What’s up with property?
If it’s munted, perhaps we should move on and think about different things. If it’s just a little sick, well we know in all probability, it’s likely going to get better. Maybe we should we prepare for the season in which property recovers?
If you’re currently a home owner, with or without a mortgage, or you’re looking to purchase a home at some stage, the goal right now is to identify the change in conditions required to prove things are going to be just fine with property. If you’re determined to be focused on time in (highly advisable), rather than timing (not advisable), then confidence is the name of the game here. Some of that confidence comes from understanding that we’re just in a season right now.
The property market, or the economy for that matter, is being treated right now with a medicine known for its nasty side effects. We’re in a season where we as borrowers, have to endure rising mortgage costs, at the same time as we endure rising costs everywhere else. Are booms and busts just part of a normal existence, or is it a function of too much fiscal fiddling’s, and monetary manipulations?
Central banks around the world created too much new currency at the worst possible time, and the main cure they use to fix the problem they themselves created, is higher interest rates.
The only thing worse than high inflation, is a failure of a fiat currency system. We have to deal to the cancer in the system, before it takes root. The money-world we live in has so many risks, but some are scarier than others – the break down of a financial system is one of them. As much as I love gold, I really don’t want the world that it comes with. Charlie Munger calls inflation a threat greater than nuclear war. Although there’s questions to be asked around how accountable central banks considering the risk they’ve put us in, but now, we need to deal with this.
New Zealand’s reserve bank, is making the cost of money higher, right now, to combat inflation by adjusting the OCR, the official cash rate. Indirectly, this influences the interest rates we pay on our mortgages. When this happens, our homes, our next home, share portfolio, managed fund, property or crypto portfolio (pretty much any assets we own) experiences downward pressure on their value. In a simplified world, inflation subsides after a brief dose of higher interest rates.
In a complex world though (like let’s be honest, the world we have right now), when you’re experiencing supply side issues from pandemics and wars and government spending at record levels, raising interest rates too far, for too long may cause unanticipated side effects that haven’t yet been observed.

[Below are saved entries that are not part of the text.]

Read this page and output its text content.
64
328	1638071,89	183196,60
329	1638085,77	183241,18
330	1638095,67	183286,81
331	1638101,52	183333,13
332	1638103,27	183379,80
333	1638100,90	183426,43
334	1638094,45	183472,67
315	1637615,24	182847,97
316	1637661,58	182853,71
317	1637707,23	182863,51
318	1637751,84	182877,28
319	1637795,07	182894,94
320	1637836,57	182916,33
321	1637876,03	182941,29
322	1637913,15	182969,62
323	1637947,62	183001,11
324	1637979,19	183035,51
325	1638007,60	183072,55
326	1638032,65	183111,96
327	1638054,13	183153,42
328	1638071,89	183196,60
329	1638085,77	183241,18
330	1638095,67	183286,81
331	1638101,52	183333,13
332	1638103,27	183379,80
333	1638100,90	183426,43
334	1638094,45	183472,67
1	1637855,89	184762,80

Risk changes during these times, both qualitatively, and quantitively.
Risk and opportunity converge in times like this, because most of time, most of us, can never guess what’s coming.

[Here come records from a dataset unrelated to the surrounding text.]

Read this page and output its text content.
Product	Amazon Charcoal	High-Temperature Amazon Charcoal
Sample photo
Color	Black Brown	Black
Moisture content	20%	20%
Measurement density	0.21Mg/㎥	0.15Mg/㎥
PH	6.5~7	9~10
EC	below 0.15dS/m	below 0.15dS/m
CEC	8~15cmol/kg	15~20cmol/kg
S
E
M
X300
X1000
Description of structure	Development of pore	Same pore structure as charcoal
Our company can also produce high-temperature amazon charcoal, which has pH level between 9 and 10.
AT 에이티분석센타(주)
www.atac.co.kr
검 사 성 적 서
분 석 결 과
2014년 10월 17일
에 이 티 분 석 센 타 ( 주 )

Fear causes us to sit on our hands. So if you sense a lot of people are afraid right now – from inflation, global conflict, all that sort of thing , maybe right now consider this: Is this start of one of the best seasons to purchase property? It’s a bit cliché now, but I’m reminded of this saying of Warran Buffet-
Be fearful when others are greedy. Be greedy when others are fearful.”
How can you ‘be greedy’ when others are fearful?
I work a lot with a group of people I refer to as the ‘upgraders’. With 1 or 2 parents working and kids about to hit school, often while their home is fine, it’s getting a little small now the kids are getting bigger. They’ve gone through the expensive expectation adjustment lessons from trying to renovate, and they’re really to sell and buy something with more of the missing ingredients required for the next stage of their life. It may not sound that tricky selling one home and buying another, but there’s actually a bit to it, and there are ways to do it really efficiently too. For example – if you can, always upgrade in a downward market (The problem is, we never have downward market for long enough!) We may have one now though, so here’s how it works: Assuming you sell and buy in the same market, the discount you give away on the lower value home you’re trying to sell, is a smaller amount relative to the amount saved on the new purchase. You gain a better discount than you give away. If ever a property ladder did exist, this could be a valid rung. Now is a good time to do the numbers here.
In this episode of the podcast, my guest is Jarrod Kerr, chief economist at KiwiBank. We’re talking about some of the signs and symptoms of an economic sickness that households, the NZ economy, and the broader worldwide economy has to endure for a season to get to ‘the other side’.
If we can understand the environment our property lives in a bit more, we should have a clearer picture on what comes next for house prices.